[CERPEN] Jejak di Bahu Jalan

October 29, 2015

image by:poskotanews.com


“Aku datang hanya untuk bertemu denganmu lagi dan menceritakannya....”

Beberapa waktu lalu resmi harga BBM dinyatakan naik. Presiden sendiri yang menyampaikannya langsung melalui para media. Di indekos, sebelum berangkat bekerja, aku menyaksikan berita tersebut di layar televisi 14 inch—hasil tukar-tambah dengan sepeda ontel mendiang bapak. Entah harus berkomentar dan berekspresi seperti apa; bila bahagia, apa yang patut aku banggakan? Toh, tak ada pengaruhnya mungkin, aku tetaplah seorang buruh. Namun bila aku bersedih, untuk apa pula aku lakukan? Tetap saja tak akan ada yang peduli. Kalaupun aku berteriak-teriak di depan televisi, apa Pak Presiden akan mendengarnya? Ha-ha-ha... bisa-bisa aku dianggap gila andai tetangga lewat di gang sempit depan indekos ini.

Ah, segera saja kubunuh televisi itu. Jam sudah menunjukkan pukul 08.53, entah aku sudah terlambat berapa menit dari jadwal masuk kerja. Malas sekali untuk mengingat-ingatnya. Beruntung aku punya banyak teman yang saling mengerti. Mereka akan memberikan alasan sebaik mungkin kepada atasan sampai aku datang—begitupun bila sebaliknya terjadi.

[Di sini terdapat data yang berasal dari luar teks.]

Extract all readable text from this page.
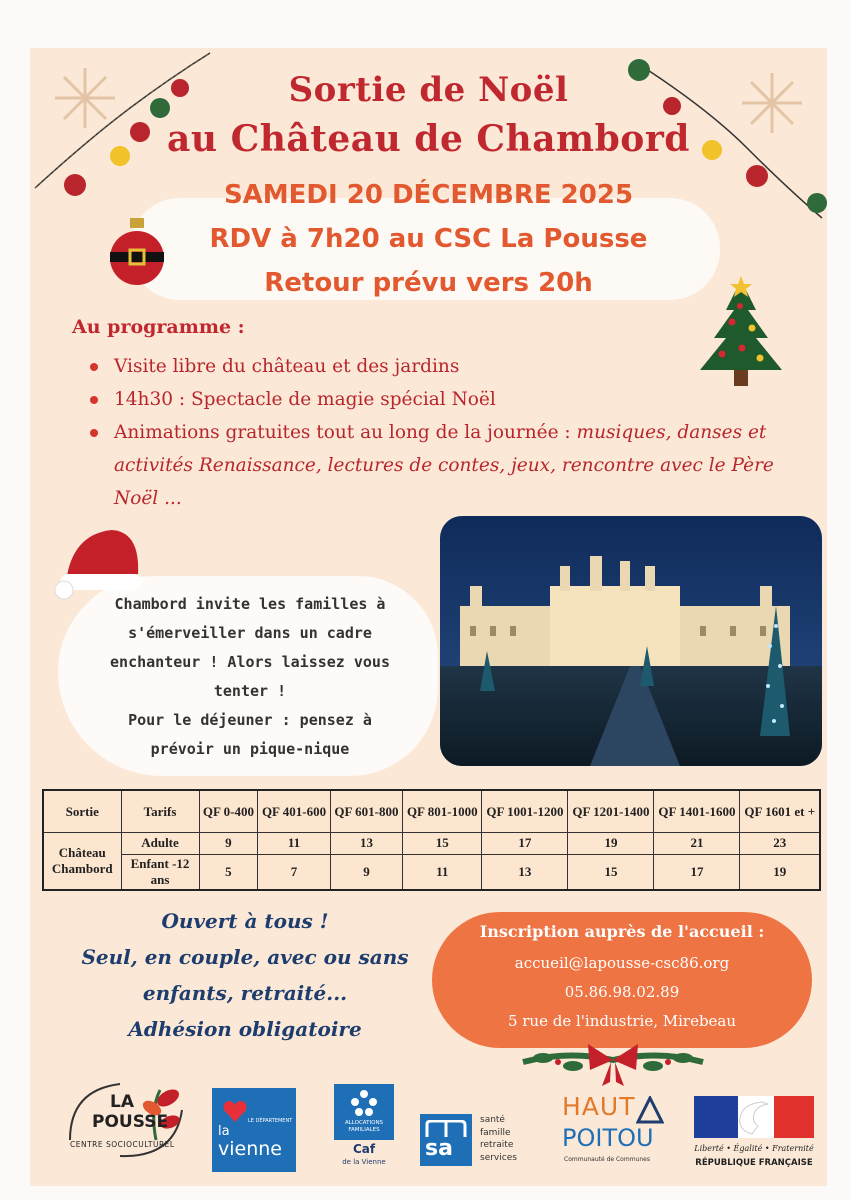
Sortie de Noël
au Château de Chambord
SAMEDI 20 DÉCEMBRE 2025
RDV à 7h20 au CSC La Pousse
Retour prévu vers 20h
Au programme :
Visite libre du château et des jardins
14h30 : Spectacle de magie spécial Noël
Animations gratuites tout au long de la journée : musiques, danses et activités Renaissance, lectures de contes, jeux, rencontre avec le Père Noël ...
Chambord invite les familles à
s'émerveiller dans un cadre
enchanteur ! Alors laissez vous
tenter !
Pour le déjeuner : pensez à
prévoir un pique-nique
Sortie	Tarifs	QF 0-400	QF 401-600	QF 601-800	QF 801-1000	QF 1001-1200	QF 1201-1400	QF 1401-1600	QF 1601 et +
Château Chambord	Adulte	9	11	13	15	17	19	21	23
	Enfant -12 ans	5	7	9	11	13	15	17	19
Ouvert à tous !
Seul, en couple, avec ou sans
enfants, retraité...
Adhésion obligatoire
Inscription auprès de l'accueil :
accueil@lapousse-csc86.org
05.86.98.02.89
5 rue de l'industrie, Mirebeau
LA
POUSSE
CENTRE SOCIOCULTUREL
LE DÉPARTEMENT
la
vienne
ALLOCATIONS FAMILIALES
Caf
de la Vienne
sa
santé
famille
retraite
services
HAUT
POITOU
Communauté de Communes
Liberté • Égalité • Fraternité
RÉPUBLIQUE FRANÇAISE
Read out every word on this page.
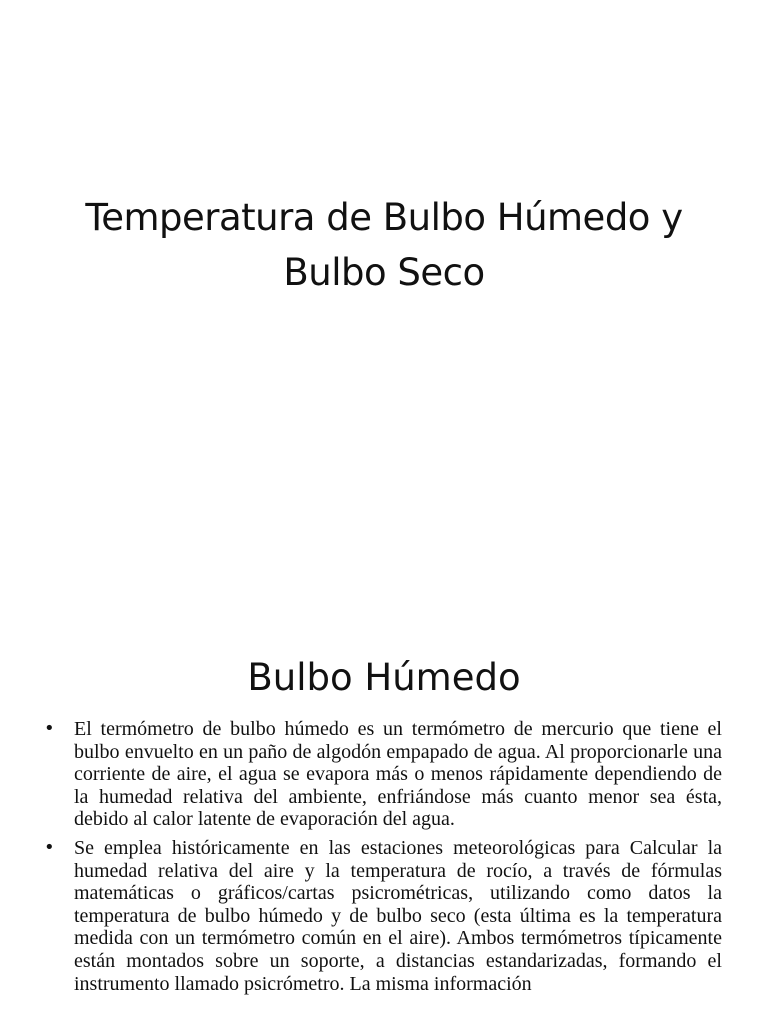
Temperatura de Bulbo Húmedo y Bulbo Seco
Bulbo Húmedo
• El termómetro de bulbo húmedo es un termómetro de mercurio que tiene el bulbo envuelto en un paño de algodón empapado de agua. Al proporcionarle una corriente de aire, el agua se evapora más o menos rápidamente dependiendo de la humedad relativa del ambiente, enfriándose más cuanto menor sea ésta, debido al calor latente de evaporación del agua.
• Se emplea históricamente en las estaciones meteorológicas para Calcular la humedad relativa del aire y la temperatura de rocío, a través de fórmulas matemáticas o gráficos/cartas psicrométricas, utilizando como datos la temperatura de bulbo húmedo y de bulbo seco (esta última es la temperatura medida con un termómetro común en el aire). Ambos termómetros típicamente están montados sobre un soporte, a distancias estandarizadas, formando el instrumento llamado psicrómetro. La misma información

Andai mencari pekerjaan semudah mendapatkan kerikil untuk menahan buang air besar, tentu aku sudah tidak ada di perusahaan sepatu ini. Kau percaya tidak, bila kerikil ditaruh di saku celana belakangmu ketika perutmu sedang mulas, maka lambat-laun, tanpa kau sadari rasa ingin buang air besar itu hilang begitu saja. Aku percaya itu, bapaklah yang sewaktu kecil mengajarkannya padaku. Seperti itu pula sebenarnya alasanku hari ini datang terlambat. Sejak pagi perutku mulas-mulas. Entah sudah berapa kali aku bolak-balik ke kamar mandi. Jadi, ketika aku ingat pesan bapak itu, lekas saja aku melakukannya. Sampai di tempat kerja, benar saja, mulasku lenyap. Betapa ajaibnya pikiran orang zaman dulu, mereka sudah menemukan teori sugesti mengalahkan seorang hipnoterapi di masa sekarang.

Baiklah, aku berlebihan.
***

Rupanya kenaikan BBM berbanding lurus dengan naiknya harga barang-barang pokok di pasaran. Dan ketika harga kebutuhan kian meningkat, tak sedikit beberapa perusahaan yang gulung tikar. Jelas sekali itu berdampak cukup besar pada kehidupan khalayak ramai. Satu di antaranya adalah terlahirnya para pengangguran. Orang-orang kehilangan pekerjaannya. Maka oleh sebab itu, aku berjanji ini kali terakhir aku datang terlambat ke tempat kerja.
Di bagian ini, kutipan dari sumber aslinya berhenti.